Ce soir-là, c’était « great event »… On annonçait les débuts d’une chanteuse qui avait modestement pris le nom de « miss Nightingale », c’est-à-dire « Mlle Rossignol ».

Des affiches la représentaient avec un corps d’oiseau et les boniments les plus outranciers la désignaient à la curiosité des spectateurs, comme « une des étoiles les plus brillantes du firmament artistique ».
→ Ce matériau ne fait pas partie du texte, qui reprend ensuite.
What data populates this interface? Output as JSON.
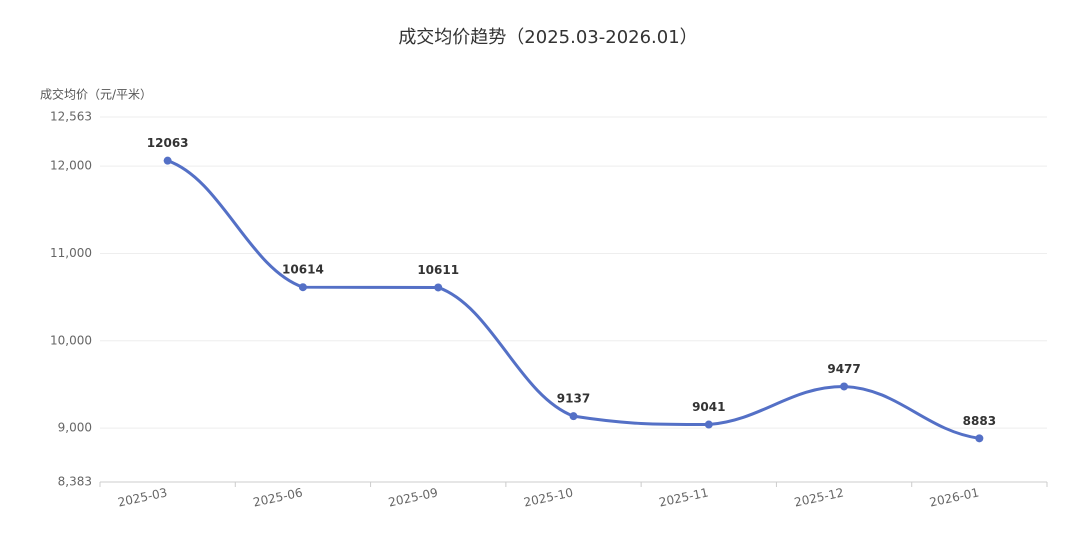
{
  "chart_data": {
    "type": "line",
    "title": "成交均价趋势（2025.03-2026.01）",
    "y_axis_label": "成交均价（元/平米）",
    "categories": [
      "2025-03",
      "2025-06",
      "2025-09",
      "2025-10",
      "2025-11",
      "2025-12",
      "2026-01"
    ],
    "series": [
      {
        "name": "成交均价",
        "color": "#5470c6",
        "values": [
          12063,
          10614,
          10611,
          9137,
          9041,
          9477,
          8883
        ]
      }
    ],
    "ylim": [
      8383,
      12563
    ],
    "yticks": [
      {
        "value": 8383,
        "label": "8,383"
      },
      {
        "value": 9000,
        "label": "9,000"
      },
      {
        "value": 10000,
        "label": "10,000"
      },
      {
        "value": 11000,
        "label": "11,000"
      },
      {
        "value": 12000,
        "label": "12,000"
      },
      {
        "value": 12563,
        "label": "12,563"
      }
    ],
    "grid": true,
    "smooth": true
  }
}
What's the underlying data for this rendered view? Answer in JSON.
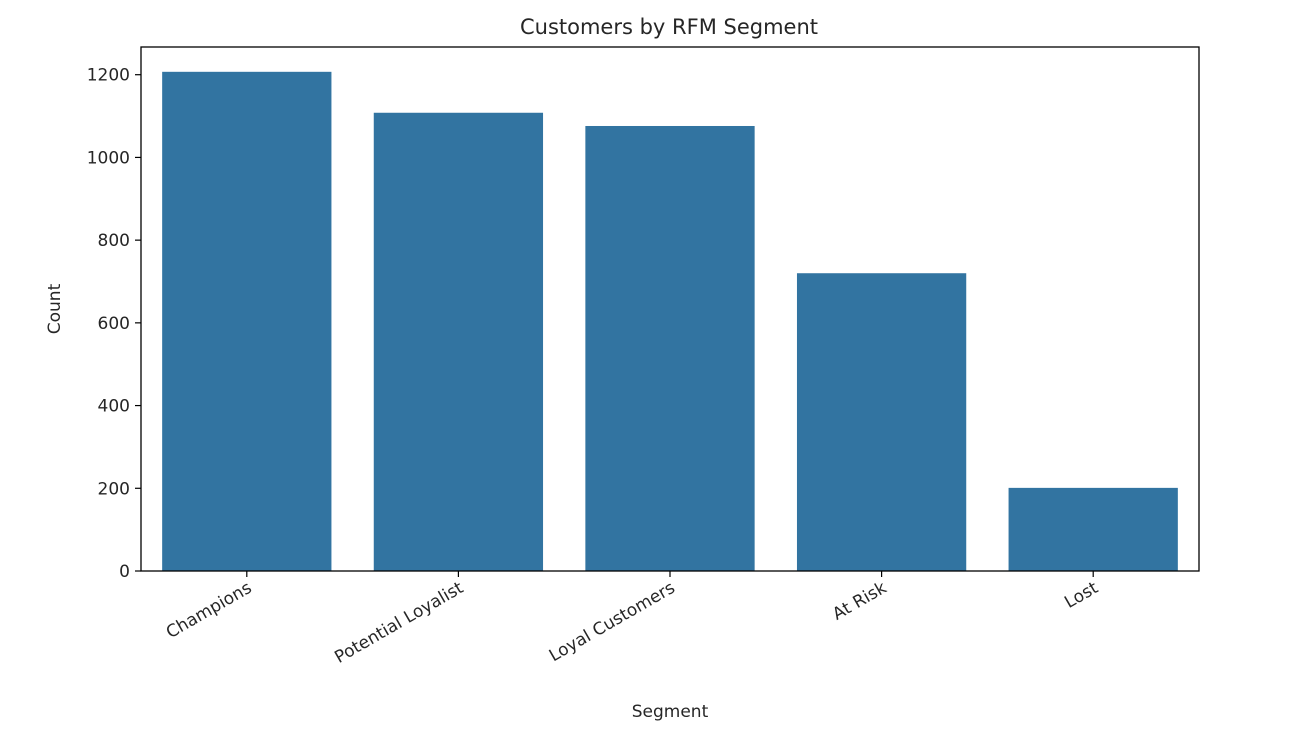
{
  "chart_data": {
    "type": "bar",
    "title": "Customers by RFM Segment",
    "xlabel": "Segment",
    "ylabel": "Count",
    "categories": [
      "Champions",
      "Potential Loyalist",
      "Loyal Customers",
      "At Risk",
      "Lost"
    ],
    "values": [
      1207,
      1108,
      1076,
      720,
      201
    ],
    "ylim": [
      0,
      1267
    ],
    "yticks": [
      0,
      200,
      400,
      600,
      800,
      1000,
      1200
    ],
    "bar_color": "#3274a1",
    "grid": false,
    "legend": "none"
  }
}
En compagnie de Dick et de Funny, je pris place aux premiers rangs et, comme le spectacle ne commençait pas assez vite, nous donnâmes le signal du « branle-bas ».

Immédiatement, des centaines de pieds chaussés de gros souliers à clous se mirent à frapper en cadence les planches du parquet, d’où monta bientôt une poussière jaune, aussi opaque, aussi épaisse qu’un brouillard londonien.

L’orchestre préluda enfin par la « Marche des Joyeux Garçons de Southwark », et toute la salle reprit en chœur le refrain :

With his nancy on his knee,
And his arm around her waist

Une gaieté folle s’était emparée de la salle entière, et les spectateurs hurlaient avec une telle force que l’on n’entendait plus la musique dans laquelle cependant dominaient les instruments de cuivre.

Enfin, la partie de concert commença. Le public emballé par le nom de « Miss Nightingale » la réclamait à grands cris et les modestes chanteuses qui précédaient. la grande étoile ne parvenaient pas à se faire entendre.